Marcelo é o mel que cicatriza as feridas coloniais

O mais importante é que Marcelo consegue fazer as pazes de uma forma tão desconcertante que ninguém tem coragem de falar em problemas – pelo menos publicamente

Marcelo Rebelo de Sousa é um grande mestre de cerimónias e um magnífico ministro dos Negócios Estrangeiros. Basta olhar para a próxima visita a Angola. O Presidente da República vai chegar um dia antes do começo da visita oficial para estar presente na festa de aniversário de João Lourenço, deixando já a promessa de que o seu homólogo será convidado para vir ao seu aniversário em dezembro. A mestria de Marcelo revela-se nos pormenores. Quando questionado se já tinha comprado o presente para João Lourenço, respondeu ao jornal angolano Vanguarda: «Por falar em verdade, no momento em que respondo à sua legítima curiosidade, ainda estou a ponderar sobre o que oferecer como simbólica mas amiga lembrança pessoal».

Antes de se fazer à estrada, Marcelo deu essa entrevista ao Vanguarda, onde falou na abertura que se vive agora nas relações entre os dois países: «O que mais importa é que se vive um momento motivador nas relações entre Angola e Portugal, depois de anos, demasiados, de sensação de compasso de espera, de adiamento, de falta de mais próximo contacto».
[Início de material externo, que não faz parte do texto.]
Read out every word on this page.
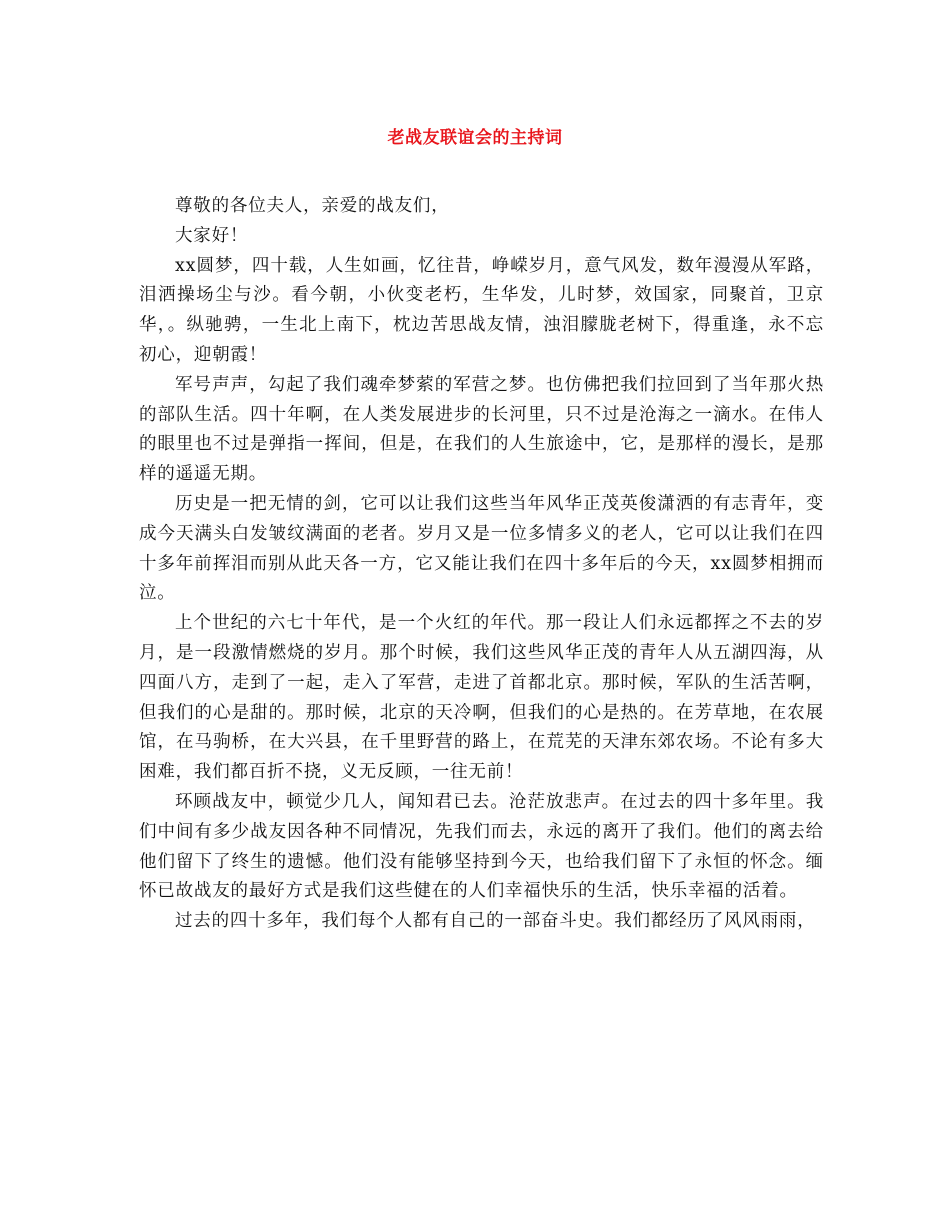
老战友联谊会的主持词

尊敬的各位夫人，亲爱的战友们，

大家好！

xx圆梦，四十载，人生如画，忆往昔，峥嵘岁月，意气风发，数年漫漫从军路，泪洒操场尘与沙。看今朝，小伙变老朽，生华发，儿时梦，效国家，同聚首，卫京华，。纵驰骋，一生北上南下，枕边苦思战友情，浊泪朦胧老树下，得重逢，永不忘初心，迎朝霞！

军号声声，勾起了我们魂牵梦萦的军营之梦。也仿佛把我们拉回到了当年那火热的部队生活。四十年啊，在人类发展进步的长河里，只不过是沧海之一滴水。在伟人的眼里也不过是弹指一挥间，但是，在我们的人生旅途中，它，是那样的漫长，是那样的遥遥无期。

历史是一把无情的剑，它可以让我们这些当年风华正茂英俊潇洒的有志青年，变成今天满头白发皱纹满面的老者。岁月又是一位多情多义的老人，它可以让我们在四十多年前挥泪而别从此天各一方，它又能让我们在四十多年后的今天，xx圆梦相拥而泣。

上个世纪的六七十年代，是一个火红的年代。那一段让人们永远都挥之不去的岁月，是一段激情燃烧的岁月。那个时候，我们这些风华正茂的青年人从五湖四海，从四面八方，走到了一起，走入了军营，走进了首都北京。那时候，军队的生活苦啊，但我们的心是甜的。那时候，北京的天冷啊，但我们的心是热的。在芳草地，在农展馆，在马驹桥，在大兴县，在千里野营的路上，在荒芜的天津东郊农场。不论有多大困难，我们都百折不挠，义无反顾，一往无前！

环顾战友中，顿觉少几人，闻知君已去。沧茫放悲声。在过去的四十多年里。我们中间有多少战友因各种不同情况，先我们而去，永远的离开了我们。他们的离去给他们留下了终生的遗憾。他们没有能够坚持到今天，也给我们留下了永恒的怀念。缅怀已故战友的最好方式是我们这些健在的人们幸福快乐的生活，快乐幸福的活着。

过去的四十多年，我们每个人都有自己的一部奋斗史。我们都经历了风风雨雨，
Numa verdadeira ação de charme, Marcelo acrescentava: «Onde estiver o comboio angolano, aí está Portugal. Onde estiver o comboio português, aí está Angola». Verdadeira pop star em Luanda, o Presidente português é tratado por ‘tio Celito’, terá direito a discursar no Parlamento angolano, tendo ainda a possibilidade de ir a Benguela – uma cidade encantadora – e Huíla.

Mas o mais importante é que Marcelo consegue fazer as pazes de uma forma tão desconcertante que ninguém tem coragem de falar em problemas – pelo menos publicamente. Na referida entrevista, o Presidente português soube abordar os temas como a colonização de uma forma subtil: «Todas as nações, e, em particular, as mais antigas, têm de ter sempre presente o seu passado, no que teve de melhor e de pior, de sucessos e de fracassos. Essa capacidade de se ver ao espelho da História com verdade é essencial para construir o futuro».
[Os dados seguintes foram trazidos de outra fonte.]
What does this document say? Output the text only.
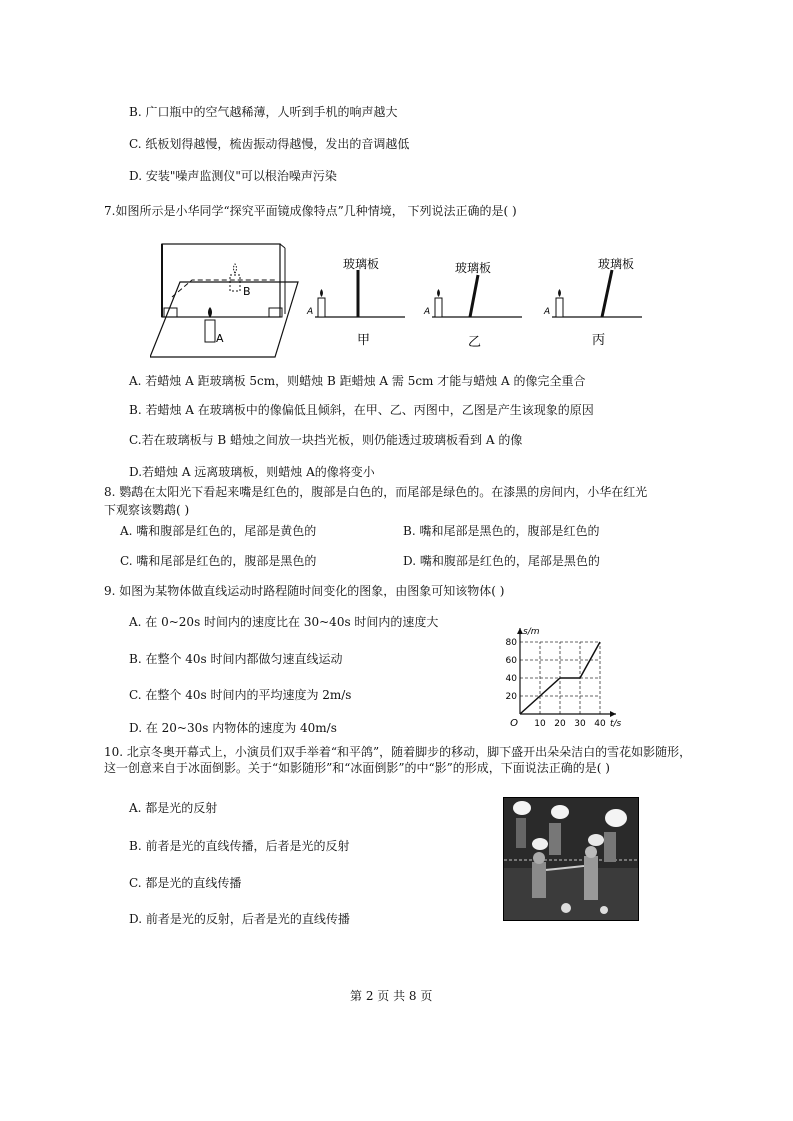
B. 广口瓶中的空气越稀薄，人听到手机的响声越大
C. 纸板划得越慢，梳齿振动得越慢，发出的音调越低
D. 安装"噪声监测仪"可以根治噪声污染
7.如图所示是小华同学“探究平面镜成像特点”几种情境， 下列说法正确的是( )
B
A
A
玻璃板
甲
A
玻璃板
乙
A
玻璃板
丙
A. 若蜡烛 A 距玻璃板 5cm，则蜡烛 B 距蜡烛 A 需 5cm 才能与蜡烛 A 的像完全重合
B. 若蜡烛 A 在玻璃板中的像偏低且倾斜，在甲、乙、丙图中，乙图是产生该现象的原因
C.若在玻璃板与 B 蜡烛之间放一块挡光板，则仍能透过玻璃板看到 A 的像
D.若蜡烛 A 远离玻璃板，则蜡烛 A的像将变小
8. 鹦鹉在太阳光下看起来嘴是红色的，腹部是白色的，而尾部是绿色的。在漆黑的房间内，小华在红光
下观察该鹦鹉( )
A. 嘴和腹部是红色的，尾部是黄色的	B. 嘴和尾部是黑色的，腹部是红色的
C. 嘴和尾部是红色的，腹部是黑色的	D. 嘴和腹部是红色的，尾部是黑色的
9. 如图为某物体做直线运动时路程随时间变化的图象，由图象可知该物体( )
A. 在 0~20s 时间内的速度比在 30~40s 时间内的速度大
B. 在整个 40s 时间内都做匀速直线运动
C. 在整个 40s 时间内的平均速度为 2m/s
D. 在 20~30s 内物体的速度为 40m/s	10 20 30 40
20
40
60
80
O
s/m
t/s
10. 北京冬奥开幕式上，小演员们双手举着“和平鸽”，随着脚步的移动，脚下盛开出朵朵洁白的雪花如影随形，这一创意来自于冰面倒影。关于“如影随形”和“冰面倒影”的中“影”的形成，下面说法正确的是( )
A. 都是光的反射
B. 前者是光的直线传播，后者是光的反射
C. 都是光的直线传播
D. 前者是光的反射，后者是光的直线传播
第 2 页 共 8 页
Quem conhece a realidade angolana sabe perfeitamente que entre os povos há muito mais a uni-los do que a separá-los, mas as questões do passado e os negócios, para não falar da Justiça, causam muitos embaraços, algo que para Marcelo parece não existir. Digamos que a sua insustentável leveza do ser lhe permite fazer pontes onde se pensava ser impossível haver ligação.

Marcelo pode ser acusado de falar de mais de tudo e de todos, mas no que diz respeito ao legado português, o Presidente sente-se um verdadeiro peixe na água. Os povos que falam português adoram-no e Marcelo acaba por ser uma esperança para essas nações. Que no futuro tenham um Presidente que está próximo, que anda na rua, que se solidariza com as pessoas que sofrem, e que é apenas mais um. Pode dizer-se que tudo não passa de uma encenação, mas não creio. Marcelo ama ser adorado e nesses países as pessoas não estão cansadas do seu afeto. Bem pelo contrário. Por isso, Portugal nunca teve um embaixador tão estimado pelos países de língua portuguesa que consegue fazer as pontes necessárias. As colónias acabaram há pouco mais de quarenta anos e é natural que muitas feridas ainda estejam por sarar. Marcelo é o melhor mel para sarar essas feridas.